Abstract

A high-intensity plasma-arc lamp was used to irradiate the surface of soda–lime silicate glass tiles to determine whether an increase in strength could be achieved. The lamp has a maximum power density of 3500 W/cm2, a processing area of 2 cm × 10 cm, a broad-spectrum energy distribution between 0.2 and 1.4 μm, and was controlled to unidirectionally sweep across 50 mm2 tiles at a constant speed of 8 mm/s. Ring-on-ring (RoR) equibiaxial flexure and four-point unidirectional flexure testings of entire tiles were used to measure and compare uncensored and unimodal Weibull failure stress distributions of treated and untreated glass. Even under nonoptimized processing conditions, the RoR Weibull characteristic failure stress increased by approximately 25% and the four-point-bend Weibull characteristic failure stress increased by approximately 65%. Additionally, the failure stresses of the weakest samples of the heat-treated glass were significantly higher than those of the untreated glass.

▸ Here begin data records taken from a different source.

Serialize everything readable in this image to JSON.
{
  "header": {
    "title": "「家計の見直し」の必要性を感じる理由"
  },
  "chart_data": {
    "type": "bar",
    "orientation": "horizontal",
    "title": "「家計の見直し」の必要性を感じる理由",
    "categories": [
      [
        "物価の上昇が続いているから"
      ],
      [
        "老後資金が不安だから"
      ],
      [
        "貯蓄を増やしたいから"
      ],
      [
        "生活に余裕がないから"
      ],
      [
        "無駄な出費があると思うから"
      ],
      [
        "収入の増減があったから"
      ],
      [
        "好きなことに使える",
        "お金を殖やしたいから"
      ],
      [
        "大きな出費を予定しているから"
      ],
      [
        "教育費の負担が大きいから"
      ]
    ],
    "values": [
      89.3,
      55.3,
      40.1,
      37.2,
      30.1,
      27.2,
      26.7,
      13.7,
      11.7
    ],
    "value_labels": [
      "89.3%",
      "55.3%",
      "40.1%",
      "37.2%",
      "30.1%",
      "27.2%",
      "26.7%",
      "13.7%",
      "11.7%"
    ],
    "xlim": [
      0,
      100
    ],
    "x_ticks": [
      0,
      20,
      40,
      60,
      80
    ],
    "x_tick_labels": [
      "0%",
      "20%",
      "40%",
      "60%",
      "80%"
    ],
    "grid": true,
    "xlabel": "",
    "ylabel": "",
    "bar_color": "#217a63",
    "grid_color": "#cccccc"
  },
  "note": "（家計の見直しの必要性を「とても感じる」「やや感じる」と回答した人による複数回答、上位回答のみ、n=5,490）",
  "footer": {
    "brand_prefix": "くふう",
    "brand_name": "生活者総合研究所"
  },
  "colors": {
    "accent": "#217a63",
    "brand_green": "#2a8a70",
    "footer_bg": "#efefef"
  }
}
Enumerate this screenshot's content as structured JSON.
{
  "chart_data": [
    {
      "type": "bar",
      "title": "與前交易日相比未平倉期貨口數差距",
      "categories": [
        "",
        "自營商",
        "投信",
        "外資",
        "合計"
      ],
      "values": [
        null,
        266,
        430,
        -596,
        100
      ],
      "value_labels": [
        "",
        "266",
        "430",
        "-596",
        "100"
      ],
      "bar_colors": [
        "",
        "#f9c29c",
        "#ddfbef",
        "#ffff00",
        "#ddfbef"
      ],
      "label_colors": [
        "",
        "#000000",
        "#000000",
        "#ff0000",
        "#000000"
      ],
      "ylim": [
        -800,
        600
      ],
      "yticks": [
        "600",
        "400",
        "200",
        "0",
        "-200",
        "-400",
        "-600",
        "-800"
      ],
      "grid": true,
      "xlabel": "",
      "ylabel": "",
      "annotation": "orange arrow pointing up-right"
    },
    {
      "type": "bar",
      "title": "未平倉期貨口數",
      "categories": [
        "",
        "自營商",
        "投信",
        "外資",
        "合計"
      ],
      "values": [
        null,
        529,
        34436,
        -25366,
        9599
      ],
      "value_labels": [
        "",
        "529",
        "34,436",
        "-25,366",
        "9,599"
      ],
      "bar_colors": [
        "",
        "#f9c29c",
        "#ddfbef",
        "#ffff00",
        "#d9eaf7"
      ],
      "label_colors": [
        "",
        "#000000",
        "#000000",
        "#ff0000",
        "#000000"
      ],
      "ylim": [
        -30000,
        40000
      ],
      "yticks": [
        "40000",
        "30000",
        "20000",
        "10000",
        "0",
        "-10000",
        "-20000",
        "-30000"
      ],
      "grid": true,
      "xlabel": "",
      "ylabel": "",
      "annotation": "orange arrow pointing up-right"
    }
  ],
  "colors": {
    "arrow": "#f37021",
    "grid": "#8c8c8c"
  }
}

Strengthening was due to a fire-polishing-like mechanism. The arc-lamp heat treatment caused the location of the strength-limiting flaws in the four-point-bend tiles to change; namely, failure initiation occurred on the gauge section surface for the treated glass, whereas it occurred at a gauge section edge for the untreated glass. Arc-lamp heat treatment is attractive not only because it provides strengthening, but because it can (noncontact) process large amounts of glass quickly and inexpensively, and is a process that either a glass manufacturer or an end-user can readily use.